Shah Denis A, De Wolf Erick D, Paul Pierce A, Madden Laurence V
Department of Plant Pathology, Kansas State University, Manhattan, KS 66506.
Department of Plant Pathology, The Ohio State University, Ohio Agricultural Research and Development Center, Wooster, OH 44691.
Phytopathology. 2023 Aug;113(8):1483-1493. doi: 10.1094/PHYTO-10-22-0380-R. Epub 2023 Oct 3.

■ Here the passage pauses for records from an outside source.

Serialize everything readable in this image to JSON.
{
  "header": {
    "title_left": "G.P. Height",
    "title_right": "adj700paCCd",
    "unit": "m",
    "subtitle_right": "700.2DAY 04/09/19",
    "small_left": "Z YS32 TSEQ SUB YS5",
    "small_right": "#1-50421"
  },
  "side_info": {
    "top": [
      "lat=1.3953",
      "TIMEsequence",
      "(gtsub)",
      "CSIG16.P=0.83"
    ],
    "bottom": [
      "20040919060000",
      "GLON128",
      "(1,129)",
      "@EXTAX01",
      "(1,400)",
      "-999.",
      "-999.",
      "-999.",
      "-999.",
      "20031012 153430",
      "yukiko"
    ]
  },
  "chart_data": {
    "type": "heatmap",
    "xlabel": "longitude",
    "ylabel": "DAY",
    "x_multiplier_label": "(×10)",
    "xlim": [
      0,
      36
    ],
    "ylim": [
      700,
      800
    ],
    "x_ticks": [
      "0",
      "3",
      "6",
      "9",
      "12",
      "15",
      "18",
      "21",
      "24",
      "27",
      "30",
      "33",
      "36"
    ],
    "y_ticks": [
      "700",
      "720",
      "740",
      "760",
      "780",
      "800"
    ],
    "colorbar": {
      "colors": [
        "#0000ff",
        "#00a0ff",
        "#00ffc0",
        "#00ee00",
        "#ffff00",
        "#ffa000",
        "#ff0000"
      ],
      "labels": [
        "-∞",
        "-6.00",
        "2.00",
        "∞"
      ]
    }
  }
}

Constructing models that accurately predict Fusarium head blight (FHB) epidemics and are also amenable to large-scale deployment is a challenging task. In the United States, the emphasis has been on simple logistic regression (LR) models, which are easy to implement but may suffer from lower accuracies when compared with more complicated, harder-to-deploy (over large geographies) model frameworks such as functional or boosted regressions. This article examined the plausibility of random forests (RFs) for the binary prediction of FHB epidemics as a possible mediation between model simplicity and complexity without sacrificing accuracy. A minimalist set of predictors was also desirable rather than having the RF model use all 90 candidate variables as predictors. The input predictor set was filtered with the aid of three RF variable selection algorithms (Boruta, varSelRF, and VSURF), using resampling techniques to quantify the variability and stability of selected variable sets. Post-selection filtering produced 58 competitive RF models with no more than 14 predictors each. One variable representing temperature stability in the 20 days before anthesis was the most frequently selected predictor. This was a departure from the prominence of relative humidity-based variables previously reported in LR models for FHB. The RF models had overall superior predictive performance over the LR models and may be suitable candidates for use by the Fusarium Head Blight Prediction Center.
构建能够准确预测小麦赤霉病(FHB)流行情况且适合大规模应用的模型是一项具有挑战性的任务。在美国,重点一直放在简单的逻辑回归(LR)模型上,这种模型易于实施,但与功能回归或增强回归等更复杂、更难在大范围内应用的模型框架相比,其准确性可能较低。本文研究了随机森林(RF)用于FHB流行情况二元预测的合理性,以作为在不牺牲准确性的前提下,介于模型简单性和复杂性之间的一种可能的折衷方案。此外,希望使用最少的一组预测变量,而不是让RF模型将所有90个候选变量都用作预测变量。借助三种RF变量选择算法(Boruta、varSelRF和VSURF)对输入预测变量集进行筛选,并使用重采样技术来量化所选变量集的变异性和稳定性。选择后过滤产生了58个具有竞争力的RF模型,每个模型的预测变量不超过14个。一个代表开花前20天温度稳定性的变量是最常被选中的预测变量。这与之前在FHB的LR模型中报道的基于相对湿度的变量的突出地位有所不同。RF模型的整体预测性能优于LR模型,可能是小麦赤霉病预测中心使用的合适候选模型。